İleri teknolojinin kapitalizm altında işçilere sağlık, huzur ve mutluluk getirmediğinin en güzel örneği Japonya’dır. Dünyanın en ileri teknolojisine sahip ülkelerinden biri olan Japonya’da aşırı çalışmaya bağlı olarak ölümler giderek artıyor. Japonya’da aşırı çalışmadan kaynaklı ölümlere karoşi deniyor. Resmi rakamlara göre karoşi sayısı her yıl yüzleri buluyor. Aşırı stresli çalışma koşulları çalışanların sağlıklarının bozulmasına, kalp krizi ve felce yol açıyor. Hatta kimi zaman aşırı çalışmaya dayanamayan gençler çözümü intiharda buluyorlar.
Hafta tatilinin ve yıllık izinlerin arttırılması, çalışma saatlerinin düşürülmesi hayati bir talep ve mücadele konusudur. Bu talebi sahiplenmeli ve sendikalarımızın önüne bu talep için mücadeleyi görev olarak koymalıyız.

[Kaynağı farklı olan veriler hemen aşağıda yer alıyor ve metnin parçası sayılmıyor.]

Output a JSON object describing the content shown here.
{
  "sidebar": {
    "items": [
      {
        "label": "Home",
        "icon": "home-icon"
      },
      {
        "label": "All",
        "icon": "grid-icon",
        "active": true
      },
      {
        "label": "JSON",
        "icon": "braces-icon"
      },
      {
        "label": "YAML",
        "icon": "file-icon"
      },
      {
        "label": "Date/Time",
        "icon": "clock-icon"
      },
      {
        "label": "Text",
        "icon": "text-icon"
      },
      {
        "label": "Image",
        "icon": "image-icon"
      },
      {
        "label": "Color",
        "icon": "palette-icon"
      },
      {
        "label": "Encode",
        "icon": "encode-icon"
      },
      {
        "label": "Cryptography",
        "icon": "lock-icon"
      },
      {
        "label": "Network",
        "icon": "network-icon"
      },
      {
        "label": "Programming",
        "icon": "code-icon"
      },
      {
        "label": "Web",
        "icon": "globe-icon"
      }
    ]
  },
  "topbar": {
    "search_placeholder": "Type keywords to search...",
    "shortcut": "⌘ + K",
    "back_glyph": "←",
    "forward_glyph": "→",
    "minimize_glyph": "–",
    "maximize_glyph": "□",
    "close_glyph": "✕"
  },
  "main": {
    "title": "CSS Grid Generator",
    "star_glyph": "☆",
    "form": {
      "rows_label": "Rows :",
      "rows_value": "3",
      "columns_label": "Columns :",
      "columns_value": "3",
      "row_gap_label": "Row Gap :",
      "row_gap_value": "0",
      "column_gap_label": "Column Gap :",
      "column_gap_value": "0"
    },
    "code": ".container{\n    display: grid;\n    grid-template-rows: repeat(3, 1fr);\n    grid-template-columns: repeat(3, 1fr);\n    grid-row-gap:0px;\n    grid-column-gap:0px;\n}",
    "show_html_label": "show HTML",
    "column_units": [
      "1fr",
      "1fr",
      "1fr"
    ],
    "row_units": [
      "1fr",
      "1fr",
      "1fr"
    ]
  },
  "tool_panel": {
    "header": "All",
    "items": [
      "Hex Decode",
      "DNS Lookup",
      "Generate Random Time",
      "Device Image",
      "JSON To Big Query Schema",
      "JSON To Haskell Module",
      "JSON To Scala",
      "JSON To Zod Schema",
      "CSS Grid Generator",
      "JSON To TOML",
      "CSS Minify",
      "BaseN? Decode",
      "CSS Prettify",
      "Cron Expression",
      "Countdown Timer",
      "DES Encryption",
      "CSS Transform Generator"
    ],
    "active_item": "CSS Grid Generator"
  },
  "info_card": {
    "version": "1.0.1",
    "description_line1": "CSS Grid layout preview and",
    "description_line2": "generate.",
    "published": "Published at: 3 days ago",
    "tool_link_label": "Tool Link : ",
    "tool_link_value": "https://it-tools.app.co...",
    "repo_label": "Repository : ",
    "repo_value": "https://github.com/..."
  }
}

Bunu yapabilmemizin yolu, elbette ki, işyerinde birlikte çalıştığımız arkadaşlar ile yan yana gelmekten ve örgütlenmekten geçiyor. Yeni teknolojik gelişmelerin, salt patronların kârlarına kâr katması değil, insanlığa hizmet etmesi için bizler de örgütlenmeliyiz.
Bir arabaya benzin koyarsak araba çalışır ve yürür. Biz işçilerin de yakıtı, dinlenmek, iyi beslenmek, sosyal yaşamdan, arkadaşlarımızdan ve ailemizden kopmadan insani ihtiyaçlarımızı gidermektir. Bir düşünelim. Üç gün tatilimiz olsa, bu üç günde neler yapabiliriz? Ailemize daha çok vakit ayırır, daha çok dinlenir, uğraşmak istediğimiz hobilerimize vakit ayırır ve daha yaratıcı olmaz mıyız? Ruhumuz, bedenimiz dinlenmez mi? İşte bunları sağlayabilirsek vücudumuz bizi yarı yolda bırakmaz. Bu yakıtları sağlayamazsak, vücudumuz stop eder ve bizi yarı yolda bırakır.
Hayatta kalmak, sağlıklı yaşamak için, biz işçilerin yan yana gelmeye, taleplerimizi hep birlikte, tek ses olarak duyurmaya ihtiyacımız var.